Contre le gaspillage des ressources, la ville de Berlin teste un concept innovant : l’ouverture de magasins branchés qui ne proposent que des produits d’occasion. Première étape avec un pop-up store chez Karstadt.

En 2020, seuls 17 % des Allemands ont acheté des vêtements d’occasion.

En septembre 2020, la ville de Berlin a ouvert son premier pop-up store de seconde main, entièrement géré par la mairie. Cette boutique éphémère a été appelée « B-Wa(h)renhaus », ce qui signifie “grand magasin”.

Installée au troisième étage du grand magasin Karstadt, elle s’étend sur 660 mètres carrés et propose à la vente des vêtements, du mobilier, des appareils électroniques ou encore des objets décoratifs. Le lien entre ces produits : ils sont tous d’occasion mais en très bon état, et auraient été jetés autrement. 

Cette initiative originale permet d’offrir une nouvelle vie entre autres aux vêtements et s’inscrit dans la forte ambition de l’Allemagne de développer l’économie circulaire. L’enjeu n’est pas mince, quand on sait que les Européens jettent chaque année 3,2 millions de tonnes de textiles à la poubelle parmi les déchets ménagers.

L’objectif de la ville de Berlin est d’aller bien au-delà de la vente : il s’agit de sensibiliser les citoyens à la culture de la seconde main. Dans cet endroit tourné vers l’écoresponsabilité, des services de réparation, des ateliers et des événements sont proposés. Un snack permet également de se restaurer, à partir de denrées à date courte qui ne peuvent plus être commercialisées mais qui sont encore bonnes à consommer.

 

Implantation stratégique

Le choix d’implanter ce pop-up store dans un lieu de shopping emblématique de la capitale allemande est stratégique car cela permet d’atteindre plus facilement les consommateurs. Les « shoppers » qui n’auraient pas fait spontanément la démarche d’acheter d’occasion pourront ainsi accéder aux produits et se forger une nouvelle idée du marché de la réutilisation.

Avec cette approche, la ville entend bien toucher les citoyens les moins sensibles à l’économie circulaire et démocratiser l’achat d’objets déjà utilisés.

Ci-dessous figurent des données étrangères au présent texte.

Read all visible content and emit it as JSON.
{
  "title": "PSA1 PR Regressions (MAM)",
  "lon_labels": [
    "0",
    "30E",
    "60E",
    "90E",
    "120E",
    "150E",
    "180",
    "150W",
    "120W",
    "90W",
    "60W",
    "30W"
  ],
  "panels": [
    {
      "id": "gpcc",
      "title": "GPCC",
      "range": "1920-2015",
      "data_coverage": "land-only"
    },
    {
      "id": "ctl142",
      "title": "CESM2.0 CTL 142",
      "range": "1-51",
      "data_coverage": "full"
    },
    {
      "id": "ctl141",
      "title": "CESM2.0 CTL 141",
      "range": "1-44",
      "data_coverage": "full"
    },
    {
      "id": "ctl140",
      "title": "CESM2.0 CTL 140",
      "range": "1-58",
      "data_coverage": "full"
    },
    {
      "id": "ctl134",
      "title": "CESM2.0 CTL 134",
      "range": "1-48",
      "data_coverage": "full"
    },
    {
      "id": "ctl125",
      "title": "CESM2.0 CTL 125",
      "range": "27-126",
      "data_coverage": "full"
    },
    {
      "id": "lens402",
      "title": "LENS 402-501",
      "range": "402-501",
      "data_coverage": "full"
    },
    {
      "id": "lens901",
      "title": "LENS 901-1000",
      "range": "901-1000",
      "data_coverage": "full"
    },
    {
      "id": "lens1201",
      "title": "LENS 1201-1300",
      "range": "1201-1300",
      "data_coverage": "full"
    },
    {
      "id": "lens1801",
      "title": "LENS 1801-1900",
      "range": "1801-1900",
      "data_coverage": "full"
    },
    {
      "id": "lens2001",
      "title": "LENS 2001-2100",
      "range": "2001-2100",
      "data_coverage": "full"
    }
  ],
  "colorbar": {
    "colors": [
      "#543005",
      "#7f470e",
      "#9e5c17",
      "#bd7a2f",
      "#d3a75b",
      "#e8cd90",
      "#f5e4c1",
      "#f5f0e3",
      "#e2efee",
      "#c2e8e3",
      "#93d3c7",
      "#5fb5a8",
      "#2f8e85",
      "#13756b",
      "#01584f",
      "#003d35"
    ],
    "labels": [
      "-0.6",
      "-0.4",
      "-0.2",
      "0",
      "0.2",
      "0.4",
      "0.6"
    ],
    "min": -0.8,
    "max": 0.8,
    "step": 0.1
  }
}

Cette boutique éphémère, Berlin la présente comme « la boutique du futur » qui permet à la fois de réduire le gaspillage et de proposer des produits moins chers aux clients : un système gagnant-gagnant.

Selon le schéma directeur des déchets 2020-2030, Berlin souhaite ouvrir rapidement plusieurs magasins comme le B-Wa(h)renhaus dans différents endroits stratégiques de la ville. A terme, chaque arrondissement de la capitale allemande pourrait avoir son propre point de vente de seconde main. 

Le pays multiplie les initiatives pour atteindre en 2022 un taux de recyclage du plastique de 63 % contre 36 % actuellement. La ville de Berlin, elle, aspire à devenir « zéro déchet » en 2030.